Why you need to train for soft skills
Capabilities you can train for here include:
- Accountability and ownership
- Emotional intelligence
- Ethics
- Time management
These are all important for creating respectful, effective team players. And like we discussed earlier, a better team culture creates more engaged employees, and more engaged employees are more productive. Win-win.
Product
Product training is often utilised by sales personnel to ensure they’re up to date on the features and benefits of new products. However, it can also be helpful for departments like marketing in order to deliver informed brand messaging—which is why it’s important to create different programs for different audiences.
Why you need product training
When departments work independently of one another, it can be easy for different interpretations of products to arise. When talking with customers, it’s important for any employees to have sound product knowledge in order to answer difficult questions, tailor products to a customer and build trust with your customers.
Key takeaways
Workplace employee training is important for creating a workforce that will help you achieve business goals now and in the future. By offering pathways for development, you make your organisation more attractive to potential employees while keeping existing employees loyal to your value proposition.

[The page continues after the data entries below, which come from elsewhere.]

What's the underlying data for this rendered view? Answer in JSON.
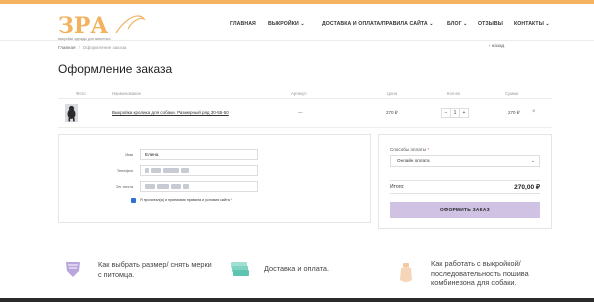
{
  "colors": {
    "accent": "#f2b25f",
    "button_bg": "#cfc2e3",
    "checkbox": "#2f6fd6"
  },
  "header": {
    "logo_text": "ЗРА",
    "logo_tagline": "выкройки одежды для животных",
    "nav": [
      {
        "label": "ГЛАВНАЯ"
      },
      {
        "label": "ВЫКРОЙКИ ⌄"
      },
      {
        "label": "ДОСТАВКА И ОПЛАТА/ПРАВИЛА САЙТА ⌄"
      },
      {
        "label": "БЛОГ ⌄"
      },
      {
        "label": "ОТЗЫВЫ"
      },
      {
        "label": "КОНТАКТЫ ⌄"
      }
    ]
  },
  "breadcrumb": {
    "home": "Главная",
    "separator": "/",
    "current": "Оформление заказа"
  },
  "back_link": "‹ назад",
  "page_title": "Оформление заказа",
  "cart": {
    "columns": [
      "Фото",
      "Наименование",
      "Артикул",
      "Цена",
      "Кол-во",
      "Сумма"
    ],
    "items": [
      {
        "name": "Выкройка кролика для собаки. Размерный ряд 30-55-50",
        "sku": "—",
        "price": "270 ₽",
        "qty": "1",
        "qty_minus": "−",
        "qty_plus": "+",
        "sum": "270 ₽",
        "remove": "×"
      }
    ]
  },
  "form": {
    "name_label": "Имя",
    "name_value": "Елена",
    "phone_label": "Телефон",
    "email_label": "Эл. почта",
    "terms": "Я прочитал(а) и принимаю правила и условия сайта",
    "terms_required": "*"
  },
  "order": {
    "payment_label": "Способы оплаты",
    "payment_required": "*",
    "payment_selected": "Онлайн оплата",
    "total_label": "Итого:",
    "total_value": "270,00 ₽",
    "submit_label": "ОФОРМИТЬ ЗАКАЗ"
  },
  "features": [
    {
      "line1": "Как выбрать размер/ снять мерки",
      "line2": "с питомца.",
      "line3": "",
      "icon": "box-icon"
    },
    {
      "line1": "Доставка и оплата.",
      "line2": "",
      "line3": "",
      "icon": "cards-icon"
    },
    {
      "line1": "Как работать с выкройкой/",
      "line2": "последовательность пошива",
      "line3": "комбинезона для собаки.",
      "icon": "bottle-icon"
    }
  ]
}
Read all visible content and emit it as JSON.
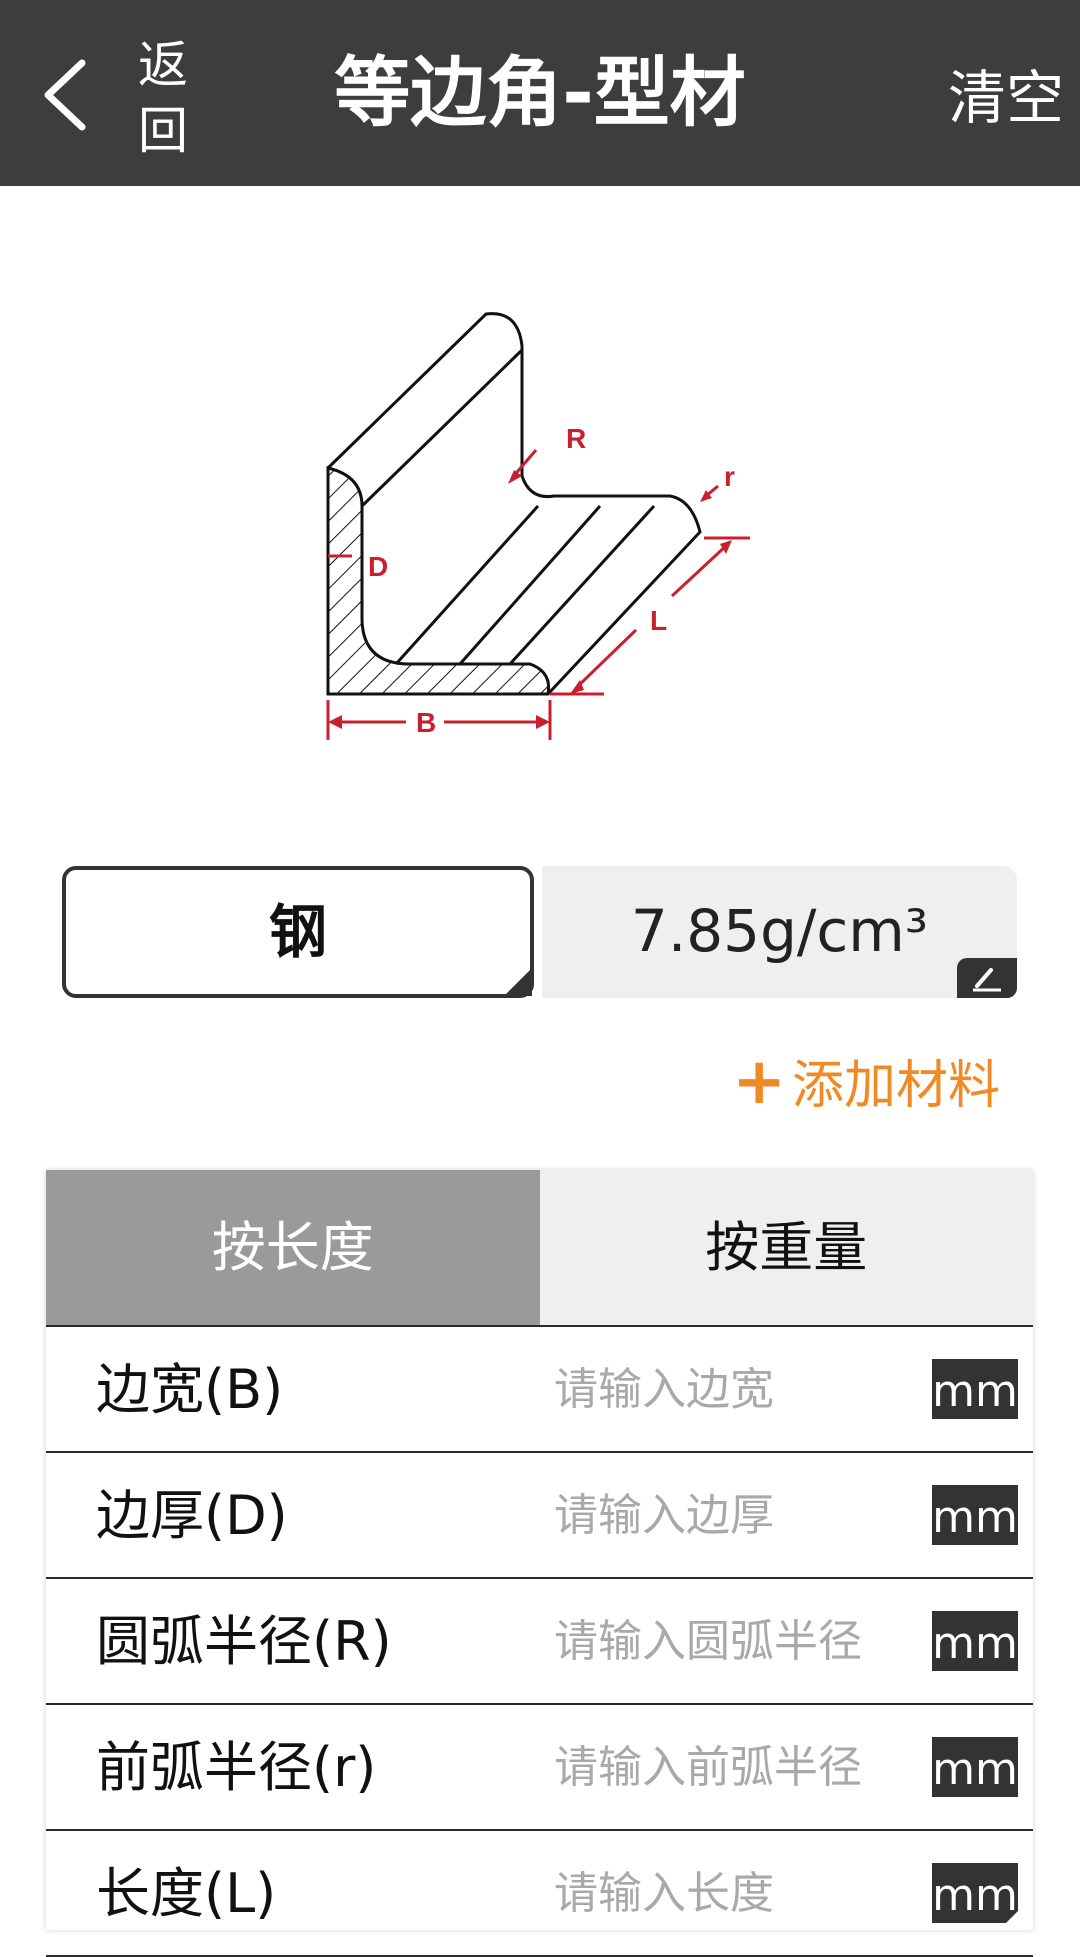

The benefits of workplace training stack up over time. Offering equal study opportunities gives your organisation the following advantages:
- Employees’ productivity, autonomy and ability to innovate improve
- Employee engagement in business goals increases
- Team and company culture improves
- Recruitment costs go down as you retain top talent better
- You have better internal mobility as you create the skillsets you need
- Your bottom line is boosted.
Employee development is not one-size-fits-all; it can look different depending on the programs you deem necessary. Training for interpersonal relationships and communication, technical expertise, leadership, onboarding, compliance and product knowledge are just some of the avenues that can help you reap the rewards of employee development.